Recto verso fragments of a manuscript Book of Hours on parchment with sumptuously illuminated full-page borders. This compartmentalized division of ornaments is representative of the production of Rouen and Parisian workshops at the turn of the 16th century.
Two illuminated pages on a recto verso leaf: the border is divided into bands decorated with floral motifs and leafy designs, gilt initials painted in alternating red and blue and rubriques.
The richness of the illumination characterizes these liturgical books intended for laypeople. Books of Hours were at the time jewels of piety, both an instrument of religious practice and a social claim affirmed by the richness of the artists' work. A veritable small painting, this leaf is probably extracted from a luxurious volume where each page was carefully painted.

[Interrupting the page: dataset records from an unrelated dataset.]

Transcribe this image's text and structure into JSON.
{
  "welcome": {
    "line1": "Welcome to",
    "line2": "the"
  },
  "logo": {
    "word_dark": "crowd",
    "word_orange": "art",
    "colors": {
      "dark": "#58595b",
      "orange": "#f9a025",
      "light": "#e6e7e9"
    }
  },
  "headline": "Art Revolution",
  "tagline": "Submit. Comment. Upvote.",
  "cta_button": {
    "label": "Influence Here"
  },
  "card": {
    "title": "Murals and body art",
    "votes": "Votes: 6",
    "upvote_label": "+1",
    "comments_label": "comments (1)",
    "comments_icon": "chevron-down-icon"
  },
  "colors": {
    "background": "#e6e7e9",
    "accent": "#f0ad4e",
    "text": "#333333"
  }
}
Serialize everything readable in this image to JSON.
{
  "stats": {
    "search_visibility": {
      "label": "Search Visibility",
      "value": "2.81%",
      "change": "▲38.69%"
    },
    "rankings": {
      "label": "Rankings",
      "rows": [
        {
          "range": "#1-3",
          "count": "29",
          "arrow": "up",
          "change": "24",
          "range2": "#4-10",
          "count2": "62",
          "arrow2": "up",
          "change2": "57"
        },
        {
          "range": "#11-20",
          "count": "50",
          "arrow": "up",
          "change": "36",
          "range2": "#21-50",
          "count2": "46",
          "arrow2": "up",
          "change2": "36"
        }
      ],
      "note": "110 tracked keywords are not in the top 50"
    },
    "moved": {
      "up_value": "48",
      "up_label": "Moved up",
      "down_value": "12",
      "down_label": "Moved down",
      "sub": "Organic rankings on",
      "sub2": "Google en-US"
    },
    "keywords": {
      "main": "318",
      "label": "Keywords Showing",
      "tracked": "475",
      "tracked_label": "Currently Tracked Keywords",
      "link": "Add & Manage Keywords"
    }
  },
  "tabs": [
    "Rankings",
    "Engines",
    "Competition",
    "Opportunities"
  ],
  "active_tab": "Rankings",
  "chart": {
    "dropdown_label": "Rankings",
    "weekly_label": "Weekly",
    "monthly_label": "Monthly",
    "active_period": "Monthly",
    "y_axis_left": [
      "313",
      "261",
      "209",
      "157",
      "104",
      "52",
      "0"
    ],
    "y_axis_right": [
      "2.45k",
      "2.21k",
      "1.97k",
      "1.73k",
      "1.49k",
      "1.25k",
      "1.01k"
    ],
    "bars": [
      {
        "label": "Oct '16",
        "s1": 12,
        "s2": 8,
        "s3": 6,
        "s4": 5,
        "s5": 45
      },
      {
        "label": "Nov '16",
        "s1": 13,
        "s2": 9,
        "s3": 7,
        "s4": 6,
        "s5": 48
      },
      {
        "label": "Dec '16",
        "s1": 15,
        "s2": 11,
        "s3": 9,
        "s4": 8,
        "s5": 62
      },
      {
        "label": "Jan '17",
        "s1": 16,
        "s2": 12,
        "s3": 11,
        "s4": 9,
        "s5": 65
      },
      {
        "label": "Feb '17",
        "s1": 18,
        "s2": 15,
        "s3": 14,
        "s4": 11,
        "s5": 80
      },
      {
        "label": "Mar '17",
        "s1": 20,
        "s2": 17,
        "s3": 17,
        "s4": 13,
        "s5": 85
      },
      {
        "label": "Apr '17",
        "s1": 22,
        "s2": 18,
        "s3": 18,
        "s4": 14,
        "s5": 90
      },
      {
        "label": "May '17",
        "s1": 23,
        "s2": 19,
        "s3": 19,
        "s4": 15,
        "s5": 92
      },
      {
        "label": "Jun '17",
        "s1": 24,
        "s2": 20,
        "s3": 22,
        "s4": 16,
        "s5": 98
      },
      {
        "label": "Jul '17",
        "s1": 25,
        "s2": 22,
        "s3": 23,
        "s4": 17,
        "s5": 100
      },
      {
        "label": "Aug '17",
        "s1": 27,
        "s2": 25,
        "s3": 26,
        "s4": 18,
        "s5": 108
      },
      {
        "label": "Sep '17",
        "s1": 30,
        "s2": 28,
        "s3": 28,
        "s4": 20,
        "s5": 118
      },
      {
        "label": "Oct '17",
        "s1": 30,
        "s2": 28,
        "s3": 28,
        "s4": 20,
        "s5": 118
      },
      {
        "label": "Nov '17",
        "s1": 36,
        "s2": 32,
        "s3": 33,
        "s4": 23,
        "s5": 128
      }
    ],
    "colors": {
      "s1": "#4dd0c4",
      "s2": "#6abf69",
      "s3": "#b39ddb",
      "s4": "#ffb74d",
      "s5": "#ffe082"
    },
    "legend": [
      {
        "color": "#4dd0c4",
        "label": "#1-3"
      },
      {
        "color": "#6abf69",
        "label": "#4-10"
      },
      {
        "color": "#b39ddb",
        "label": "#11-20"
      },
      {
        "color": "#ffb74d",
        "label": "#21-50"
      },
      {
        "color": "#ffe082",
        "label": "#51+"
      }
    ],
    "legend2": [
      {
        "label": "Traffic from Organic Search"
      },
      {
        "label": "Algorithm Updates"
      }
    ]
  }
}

Here we find a fragment of the Hours of the Virgin between the end of the office of none and the beginning of vespers. Despite the antiphon "Missus est", different from the classical usage of the Roman ritual, we find following it the usual psalm eight: "Dixit dominus...". This antiphon is found rather in the liturgy of the diocese of Die, but with the announcement of the rubric preceding vespers, we can suppose a minor Roman usage.
Writing called cursiva libraria on long lines. Witness to the formalization of cursive writing at the dawn of the French Renaissance, this writing is emblematic of the production of French copyists for laypeople during the period.